Modern Bodhisattva’s Way of Life:  Being quiet is more than just making no noise

(5.72) I should not behave in ways that disturb others,
Such as moving furniture noisily
Or opening and closing doors loudly,
But always delight in humility.

Shantideva here is encouraging us to be thoughtful, considerate.  We need to be especially mindful of what might disturb others.  Taking care to not disturb others is a real discipline that we must try to improve until we become just like Geshe-la, caring about everything and everyone.   It goes without saying we should be considerate to others who are meditating and try not to disturb them by making loud noises, etc.  But being quiet is much more than just not making noise.

A very senior practitioner once had as their email name “stillnesswithin.”  I love that.  While it didn’t work out too well for that particular practitioner, it is still a perfect name we should strive for.  Just as we should not disturb others’ meditations by making a lot of noise, we also shouldn’t disturb our own meditations with a bunch of internal noise.  In the teachings on engaging in retreat, we are encouraged to find a quiet place, free from distractions, and of course that is very important.  But it is far more important that we create within our mind a quiet place, free from distractions.  We need a stillness within.

How do we achieve such stillness?  Through the practice of humility.  All noise comes from our ordinary mind.  That’s all our ordinary thoughts are – a bunch of noise.  Kadam Bjorn was somebody who was never far from the clear light.  He spent virtually all of his time centered in it, and would come out only just enough to help people realize they need to let it all go.  He said if we find things complicated, it is because we are complicating them.  There is no complication in the clear light.  Our ordinary mind races from one complication to another unnecessary elaboration, and what good has this ever done us?  None.  But when we allow our ordinary mind to settle down and we can enjoy the silence of stillness, true wisdom can begin to arise.  Samsara is, fundamentally, the elaborations of our non-humility.

We need a humility we’re moving in towards our heart.  We gather inwards, where the five root and branch winds gathering into our heart.  When we are gathered inwards, humble, it is easy to concentrate on virtue.  We are not trying to prove anything or get anybody to think anything in particular about us.  There is no one there thinking anything about us anyways.

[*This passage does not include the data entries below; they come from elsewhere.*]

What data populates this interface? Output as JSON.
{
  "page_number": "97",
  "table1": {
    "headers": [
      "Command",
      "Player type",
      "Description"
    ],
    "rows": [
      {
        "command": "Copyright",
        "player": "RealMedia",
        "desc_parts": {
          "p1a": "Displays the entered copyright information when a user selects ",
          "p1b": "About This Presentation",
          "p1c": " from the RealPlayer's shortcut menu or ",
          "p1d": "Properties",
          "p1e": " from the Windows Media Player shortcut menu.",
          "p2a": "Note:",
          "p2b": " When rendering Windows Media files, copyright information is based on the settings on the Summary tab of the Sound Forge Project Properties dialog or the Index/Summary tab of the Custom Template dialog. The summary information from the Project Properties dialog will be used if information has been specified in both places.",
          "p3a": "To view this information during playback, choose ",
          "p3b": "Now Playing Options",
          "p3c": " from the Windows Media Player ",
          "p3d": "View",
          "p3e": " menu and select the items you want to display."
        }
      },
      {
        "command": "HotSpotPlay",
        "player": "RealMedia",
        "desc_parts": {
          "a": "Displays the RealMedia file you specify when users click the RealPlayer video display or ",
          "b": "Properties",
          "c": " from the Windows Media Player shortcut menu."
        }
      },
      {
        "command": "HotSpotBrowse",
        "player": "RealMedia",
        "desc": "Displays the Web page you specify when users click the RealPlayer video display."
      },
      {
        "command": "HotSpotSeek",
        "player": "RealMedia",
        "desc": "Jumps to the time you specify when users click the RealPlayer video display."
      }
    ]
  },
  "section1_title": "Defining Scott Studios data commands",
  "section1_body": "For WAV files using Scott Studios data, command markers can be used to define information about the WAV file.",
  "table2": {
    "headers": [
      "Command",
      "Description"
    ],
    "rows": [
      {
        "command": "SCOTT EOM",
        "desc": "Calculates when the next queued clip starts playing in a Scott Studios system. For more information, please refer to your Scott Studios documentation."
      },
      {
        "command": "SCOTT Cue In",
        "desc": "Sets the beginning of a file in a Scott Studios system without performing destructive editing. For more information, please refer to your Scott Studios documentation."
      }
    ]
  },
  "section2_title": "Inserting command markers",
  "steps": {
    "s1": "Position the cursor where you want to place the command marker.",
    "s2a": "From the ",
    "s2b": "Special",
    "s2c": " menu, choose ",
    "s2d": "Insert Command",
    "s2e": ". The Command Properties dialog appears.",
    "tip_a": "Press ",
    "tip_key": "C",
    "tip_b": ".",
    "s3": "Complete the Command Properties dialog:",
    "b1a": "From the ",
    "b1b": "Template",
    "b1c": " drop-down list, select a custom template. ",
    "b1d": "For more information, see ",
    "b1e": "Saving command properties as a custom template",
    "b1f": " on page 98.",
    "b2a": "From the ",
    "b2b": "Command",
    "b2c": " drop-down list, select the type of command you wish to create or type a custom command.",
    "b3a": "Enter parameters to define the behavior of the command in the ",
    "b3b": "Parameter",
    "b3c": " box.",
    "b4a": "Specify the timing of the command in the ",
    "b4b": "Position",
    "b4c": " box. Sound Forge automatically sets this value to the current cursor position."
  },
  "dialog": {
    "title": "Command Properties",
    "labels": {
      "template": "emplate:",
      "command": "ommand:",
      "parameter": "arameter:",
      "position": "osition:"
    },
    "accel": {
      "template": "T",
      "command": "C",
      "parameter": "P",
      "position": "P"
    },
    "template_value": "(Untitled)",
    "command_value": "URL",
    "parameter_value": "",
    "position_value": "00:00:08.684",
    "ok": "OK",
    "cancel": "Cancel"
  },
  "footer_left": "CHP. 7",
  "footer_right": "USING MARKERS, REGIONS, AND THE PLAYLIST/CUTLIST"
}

Please don’t overlook the importance of this practice.  In Eight Steps Geshe-la gives three reasons why we need to practice humility.  We don’t use up our merit on worldly attainments.  If we have such attainments, we need to use them for others, in particular their spiritual welfare. We accumulate merit because we always put others first, serve them, etc.  There is no inherently existent I.  He says we should view our self or I, the object of our self-cherishing, as the lowest of all.  In this way, our self-cherishing will become weaker and our love for others will increase.  Ghandi said his goal was to make himself zero.

(5.73) Just as a stork, a cat, or a thief
Accomplish their aims with skill and patience,
So should I accomplish my spiritual goal
Of attaining the state of enlightenment.

 What is it about a stork, a cat, or a thief?  They certainly don’t make a big noise about things.  There is a subtlety, grace, stillness, as their body and mind work together in harmony.  We need to be like that walk in to people’s lives, touch their minds, make an impression, and then leave.

The person who first awakened spiritual aspirations in me, a good friend from college, gave me a book on the mind of the ninja.  The essential point was the ninja operates from the shadows.  Shadows here does not mean darkness or negativity, the real meaning was operating from the silence of realizing emptiness.  The ninja engages in their actions silently, unseen, without imposing themselves on the world.  A bodhisattva acts in the same way.  Buddha’s have perfected this.  Buddhas are helping each and every being every single day.  Yet we don’t see them.  Our not seeing them does not mean they are not there, helping us walk in the paths of virtue.  Without Buddhas in this world blessing our minds, this world would quickly fall into spiritual darkness.

Help when no one is looking.  Pray when no one knows.  Give without leaving a trace.